For a while, I have used "||" as the "or" indicator. One day, I was debugging some things in a console, and I accidentally put a single | instead of two. It still worked as expected.
console.log(0||1); // 1
console.log(0|1); // 1
Is there any difference? Here, there evidently isn't, but there might be some hidden difference that I don't know about. I apologize if this is a duplicate, but I assure you I have looked for the answer beforehand.
That is called a bitwise OR, meaning it ORs the individual bits that compose a value based on binary rules.
a b a OR b
0 0 0
0 1 1
1 0 1
1 1 1
For your example, 0 in binary is just 0000, and 1 in binary is 0001.
Thus 0|1 is:
0000 | 0001
Which, when we apply the table above between each binary digit of the two numbers:
0 or 0 = 0
0 or 0 = 0
0 or 0 = 0
0 or 1 = 1
give us 0001, which when converted to decimal becomes 1.

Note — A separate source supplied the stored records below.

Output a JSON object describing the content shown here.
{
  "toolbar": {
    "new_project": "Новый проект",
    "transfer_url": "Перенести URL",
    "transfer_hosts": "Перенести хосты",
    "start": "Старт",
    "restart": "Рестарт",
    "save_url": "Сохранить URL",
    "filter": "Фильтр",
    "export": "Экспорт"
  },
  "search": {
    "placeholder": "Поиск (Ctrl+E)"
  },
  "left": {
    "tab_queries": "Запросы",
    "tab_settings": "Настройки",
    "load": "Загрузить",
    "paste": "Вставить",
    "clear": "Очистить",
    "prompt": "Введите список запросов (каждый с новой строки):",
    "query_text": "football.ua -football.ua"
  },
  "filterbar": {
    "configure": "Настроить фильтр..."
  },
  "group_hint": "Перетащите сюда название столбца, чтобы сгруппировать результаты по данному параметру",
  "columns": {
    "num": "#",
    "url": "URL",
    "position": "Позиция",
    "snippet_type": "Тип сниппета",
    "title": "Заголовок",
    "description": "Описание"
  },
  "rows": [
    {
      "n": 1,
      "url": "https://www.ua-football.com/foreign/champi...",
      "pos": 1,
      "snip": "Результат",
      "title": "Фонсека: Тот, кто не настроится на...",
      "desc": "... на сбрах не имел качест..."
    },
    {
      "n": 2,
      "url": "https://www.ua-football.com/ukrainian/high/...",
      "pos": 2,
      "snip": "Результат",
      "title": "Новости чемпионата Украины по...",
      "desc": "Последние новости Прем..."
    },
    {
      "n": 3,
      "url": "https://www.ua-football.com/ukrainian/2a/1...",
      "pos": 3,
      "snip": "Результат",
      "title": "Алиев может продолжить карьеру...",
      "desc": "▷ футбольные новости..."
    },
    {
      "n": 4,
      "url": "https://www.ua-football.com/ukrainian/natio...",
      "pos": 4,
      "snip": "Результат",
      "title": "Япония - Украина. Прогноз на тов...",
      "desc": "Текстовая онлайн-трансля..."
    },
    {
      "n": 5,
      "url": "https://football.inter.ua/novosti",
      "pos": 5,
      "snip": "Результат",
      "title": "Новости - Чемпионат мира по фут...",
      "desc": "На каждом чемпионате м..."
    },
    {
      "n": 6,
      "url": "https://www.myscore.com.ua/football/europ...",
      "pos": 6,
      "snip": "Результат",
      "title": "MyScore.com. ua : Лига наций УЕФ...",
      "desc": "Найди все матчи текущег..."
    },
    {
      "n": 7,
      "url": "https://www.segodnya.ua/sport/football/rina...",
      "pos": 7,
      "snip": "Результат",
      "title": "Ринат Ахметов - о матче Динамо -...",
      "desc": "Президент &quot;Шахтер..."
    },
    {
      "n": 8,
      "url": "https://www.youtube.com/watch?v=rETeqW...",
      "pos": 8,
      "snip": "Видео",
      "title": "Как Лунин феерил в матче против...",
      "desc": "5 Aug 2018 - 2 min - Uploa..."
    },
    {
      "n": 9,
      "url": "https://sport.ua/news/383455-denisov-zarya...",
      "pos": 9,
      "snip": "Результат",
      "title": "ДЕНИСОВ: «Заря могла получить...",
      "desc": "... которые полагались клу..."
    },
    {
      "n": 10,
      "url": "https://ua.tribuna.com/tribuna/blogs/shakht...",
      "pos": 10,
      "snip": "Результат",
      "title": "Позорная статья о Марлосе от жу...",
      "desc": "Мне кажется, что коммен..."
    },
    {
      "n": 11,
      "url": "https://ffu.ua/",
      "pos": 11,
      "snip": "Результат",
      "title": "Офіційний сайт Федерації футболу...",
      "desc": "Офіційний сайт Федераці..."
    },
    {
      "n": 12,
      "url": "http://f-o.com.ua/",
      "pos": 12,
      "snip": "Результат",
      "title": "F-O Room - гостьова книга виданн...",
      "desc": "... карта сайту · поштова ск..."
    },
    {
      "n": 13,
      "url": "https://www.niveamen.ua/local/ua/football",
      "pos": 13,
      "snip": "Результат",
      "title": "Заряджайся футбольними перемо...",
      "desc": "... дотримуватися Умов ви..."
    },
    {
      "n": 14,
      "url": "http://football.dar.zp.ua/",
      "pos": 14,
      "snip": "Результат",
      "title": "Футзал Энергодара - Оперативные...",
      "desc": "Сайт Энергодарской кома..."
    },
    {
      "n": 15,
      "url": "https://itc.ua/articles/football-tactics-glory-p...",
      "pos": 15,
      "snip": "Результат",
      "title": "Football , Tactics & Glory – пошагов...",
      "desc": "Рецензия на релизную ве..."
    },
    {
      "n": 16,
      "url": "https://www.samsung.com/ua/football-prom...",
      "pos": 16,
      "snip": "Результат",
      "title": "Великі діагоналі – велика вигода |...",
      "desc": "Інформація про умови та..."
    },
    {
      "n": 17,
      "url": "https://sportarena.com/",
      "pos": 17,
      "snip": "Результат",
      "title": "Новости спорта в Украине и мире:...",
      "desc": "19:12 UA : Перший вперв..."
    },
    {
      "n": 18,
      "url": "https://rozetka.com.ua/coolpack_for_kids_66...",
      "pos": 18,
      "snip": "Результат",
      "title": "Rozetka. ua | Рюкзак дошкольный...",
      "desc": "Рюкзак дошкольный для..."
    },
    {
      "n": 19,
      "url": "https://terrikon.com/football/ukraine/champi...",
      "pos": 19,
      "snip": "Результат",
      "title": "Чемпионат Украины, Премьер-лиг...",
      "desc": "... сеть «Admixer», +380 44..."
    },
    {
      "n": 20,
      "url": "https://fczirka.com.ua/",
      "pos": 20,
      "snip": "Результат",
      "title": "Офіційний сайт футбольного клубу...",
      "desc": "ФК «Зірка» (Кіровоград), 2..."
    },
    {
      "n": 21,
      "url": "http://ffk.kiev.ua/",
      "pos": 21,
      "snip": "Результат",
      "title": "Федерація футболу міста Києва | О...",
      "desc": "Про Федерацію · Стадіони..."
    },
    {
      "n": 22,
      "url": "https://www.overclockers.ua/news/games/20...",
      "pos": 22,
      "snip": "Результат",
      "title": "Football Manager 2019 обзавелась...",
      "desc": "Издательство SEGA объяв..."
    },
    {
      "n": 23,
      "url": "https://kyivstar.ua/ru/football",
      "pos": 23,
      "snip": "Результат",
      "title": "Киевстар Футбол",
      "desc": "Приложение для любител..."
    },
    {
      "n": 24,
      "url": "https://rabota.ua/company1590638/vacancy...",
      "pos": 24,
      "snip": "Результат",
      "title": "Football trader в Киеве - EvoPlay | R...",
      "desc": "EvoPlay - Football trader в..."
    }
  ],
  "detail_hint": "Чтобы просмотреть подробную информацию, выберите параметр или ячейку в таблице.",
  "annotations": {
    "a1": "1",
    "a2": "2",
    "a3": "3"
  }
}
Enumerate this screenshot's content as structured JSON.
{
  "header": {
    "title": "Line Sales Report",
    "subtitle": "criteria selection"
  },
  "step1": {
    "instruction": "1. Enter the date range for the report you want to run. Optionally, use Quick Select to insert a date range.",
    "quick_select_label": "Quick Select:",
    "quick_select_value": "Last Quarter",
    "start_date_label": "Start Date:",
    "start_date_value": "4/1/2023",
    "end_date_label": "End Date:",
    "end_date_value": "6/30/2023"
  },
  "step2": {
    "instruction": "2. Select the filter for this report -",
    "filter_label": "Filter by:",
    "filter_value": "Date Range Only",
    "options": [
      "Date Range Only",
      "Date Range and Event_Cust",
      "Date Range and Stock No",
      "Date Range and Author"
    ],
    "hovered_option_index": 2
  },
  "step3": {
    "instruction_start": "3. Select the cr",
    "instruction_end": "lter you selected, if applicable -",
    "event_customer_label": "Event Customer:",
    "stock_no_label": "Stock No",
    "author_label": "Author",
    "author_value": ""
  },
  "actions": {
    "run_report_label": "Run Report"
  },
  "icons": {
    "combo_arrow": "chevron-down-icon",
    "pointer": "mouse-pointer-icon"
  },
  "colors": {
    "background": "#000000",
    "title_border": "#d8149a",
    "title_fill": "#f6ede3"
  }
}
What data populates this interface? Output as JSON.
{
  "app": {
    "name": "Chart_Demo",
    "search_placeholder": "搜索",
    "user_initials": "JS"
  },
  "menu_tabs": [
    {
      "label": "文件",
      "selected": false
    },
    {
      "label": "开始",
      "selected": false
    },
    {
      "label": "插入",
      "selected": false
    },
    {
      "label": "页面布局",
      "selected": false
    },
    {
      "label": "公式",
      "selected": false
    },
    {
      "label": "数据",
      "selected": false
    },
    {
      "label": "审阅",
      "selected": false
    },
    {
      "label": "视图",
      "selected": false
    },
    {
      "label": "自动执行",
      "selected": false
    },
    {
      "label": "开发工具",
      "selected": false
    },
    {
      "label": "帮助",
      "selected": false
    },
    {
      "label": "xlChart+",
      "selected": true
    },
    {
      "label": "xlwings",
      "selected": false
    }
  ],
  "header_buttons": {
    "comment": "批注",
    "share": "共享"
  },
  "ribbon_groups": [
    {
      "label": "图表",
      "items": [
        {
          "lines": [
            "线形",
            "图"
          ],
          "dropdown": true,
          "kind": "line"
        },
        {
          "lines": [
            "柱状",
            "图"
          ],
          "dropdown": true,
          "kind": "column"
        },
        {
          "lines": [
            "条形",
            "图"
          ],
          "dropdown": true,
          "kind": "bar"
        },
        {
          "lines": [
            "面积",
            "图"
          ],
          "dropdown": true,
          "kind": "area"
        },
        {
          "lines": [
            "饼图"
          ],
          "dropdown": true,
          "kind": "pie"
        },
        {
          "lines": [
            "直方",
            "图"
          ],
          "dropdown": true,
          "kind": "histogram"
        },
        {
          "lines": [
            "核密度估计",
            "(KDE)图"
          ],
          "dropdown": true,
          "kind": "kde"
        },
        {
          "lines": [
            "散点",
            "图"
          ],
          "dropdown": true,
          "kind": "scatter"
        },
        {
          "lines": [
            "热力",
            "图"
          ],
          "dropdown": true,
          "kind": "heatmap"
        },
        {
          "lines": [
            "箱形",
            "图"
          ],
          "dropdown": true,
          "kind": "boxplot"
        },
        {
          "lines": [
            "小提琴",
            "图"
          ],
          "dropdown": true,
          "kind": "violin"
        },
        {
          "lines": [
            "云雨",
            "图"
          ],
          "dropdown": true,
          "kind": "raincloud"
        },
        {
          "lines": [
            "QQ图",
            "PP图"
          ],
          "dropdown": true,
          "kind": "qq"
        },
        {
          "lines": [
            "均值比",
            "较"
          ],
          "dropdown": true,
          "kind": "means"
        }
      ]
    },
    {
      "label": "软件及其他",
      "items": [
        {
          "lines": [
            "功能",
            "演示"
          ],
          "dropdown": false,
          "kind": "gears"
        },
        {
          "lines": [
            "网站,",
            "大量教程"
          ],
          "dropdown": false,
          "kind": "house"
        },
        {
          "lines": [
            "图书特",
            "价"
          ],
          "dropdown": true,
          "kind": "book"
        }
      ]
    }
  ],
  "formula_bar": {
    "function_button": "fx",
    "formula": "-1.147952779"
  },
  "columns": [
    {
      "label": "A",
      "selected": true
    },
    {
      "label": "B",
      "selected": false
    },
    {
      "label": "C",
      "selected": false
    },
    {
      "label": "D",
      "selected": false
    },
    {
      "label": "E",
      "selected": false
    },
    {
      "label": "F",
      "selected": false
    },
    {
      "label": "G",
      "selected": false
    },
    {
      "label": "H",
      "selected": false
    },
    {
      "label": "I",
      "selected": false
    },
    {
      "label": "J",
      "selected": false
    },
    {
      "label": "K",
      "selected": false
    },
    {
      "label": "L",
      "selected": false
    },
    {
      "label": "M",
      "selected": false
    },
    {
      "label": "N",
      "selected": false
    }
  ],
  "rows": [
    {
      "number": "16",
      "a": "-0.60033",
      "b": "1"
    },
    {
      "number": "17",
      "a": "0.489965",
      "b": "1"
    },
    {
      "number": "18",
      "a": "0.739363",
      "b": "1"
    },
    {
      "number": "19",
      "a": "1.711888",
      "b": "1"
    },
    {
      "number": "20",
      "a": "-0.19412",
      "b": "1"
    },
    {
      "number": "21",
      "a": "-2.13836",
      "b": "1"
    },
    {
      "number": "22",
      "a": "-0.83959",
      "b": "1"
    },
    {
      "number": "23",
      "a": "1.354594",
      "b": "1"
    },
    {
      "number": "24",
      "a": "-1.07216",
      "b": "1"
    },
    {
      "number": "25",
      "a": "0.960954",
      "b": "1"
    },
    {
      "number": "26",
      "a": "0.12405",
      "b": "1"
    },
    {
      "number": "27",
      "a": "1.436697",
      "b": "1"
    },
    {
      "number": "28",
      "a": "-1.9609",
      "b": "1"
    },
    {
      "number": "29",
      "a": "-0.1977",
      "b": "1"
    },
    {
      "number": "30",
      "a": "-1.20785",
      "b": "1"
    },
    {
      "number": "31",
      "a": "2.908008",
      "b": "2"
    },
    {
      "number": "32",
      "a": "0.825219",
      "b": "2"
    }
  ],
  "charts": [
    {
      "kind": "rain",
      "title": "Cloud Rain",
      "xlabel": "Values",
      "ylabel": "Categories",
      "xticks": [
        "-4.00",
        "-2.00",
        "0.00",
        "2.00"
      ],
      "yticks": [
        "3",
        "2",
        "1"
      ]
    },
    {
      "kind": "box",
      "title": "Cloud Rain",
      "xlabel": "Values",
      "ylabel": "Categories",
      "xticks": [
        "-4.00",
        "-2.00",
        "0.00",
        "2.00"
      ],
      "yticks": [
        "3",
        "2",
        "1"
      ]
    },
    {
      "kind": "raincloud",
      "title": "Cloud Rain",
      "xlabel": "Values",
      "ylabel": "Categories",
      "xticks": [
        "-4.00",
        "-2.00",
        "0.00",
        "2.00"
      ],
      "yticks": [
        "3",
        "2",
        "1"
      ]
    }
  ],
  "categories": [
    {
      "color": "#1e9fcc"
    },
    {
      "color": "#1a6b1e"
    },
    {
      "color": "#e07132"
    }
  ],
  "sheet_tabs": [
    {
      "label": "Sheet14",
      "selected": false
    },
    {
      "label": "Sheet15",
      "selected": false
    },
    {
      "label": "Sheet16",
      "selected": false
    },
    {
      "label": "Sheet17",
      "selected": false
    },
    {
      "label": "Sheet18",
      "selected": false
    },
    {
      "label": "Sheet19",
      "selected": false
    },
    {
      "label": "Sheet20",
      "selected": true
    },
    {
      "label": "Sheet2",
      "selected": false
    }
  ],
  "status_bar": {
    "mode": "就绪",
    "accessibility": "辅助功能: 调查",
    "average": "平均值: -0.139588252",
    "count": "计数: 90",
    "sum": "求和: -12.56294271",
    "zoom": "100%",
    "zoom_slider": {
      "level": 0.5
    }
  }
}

The way || (logical OR) behaves is using coercion rules which returns the first truthy item (or just the last item) in a sequence of ||.
Since 0 is falsy, 0 || 1, will return 1.
Just because the answers happen to be the same in these two situations, does not mean that the operations always produce equal results.
For instance:
2|3 === 3
2||3 === 2
| is a bitwise OR.
Performs the OR operation on each pair of bits. a OR b yields 1 if either a or b is 1
|| is a logical OR.
In your example, 0|1 will evaluate to 1, because ... 0000 | ... 0001 evaluates to ... 0001.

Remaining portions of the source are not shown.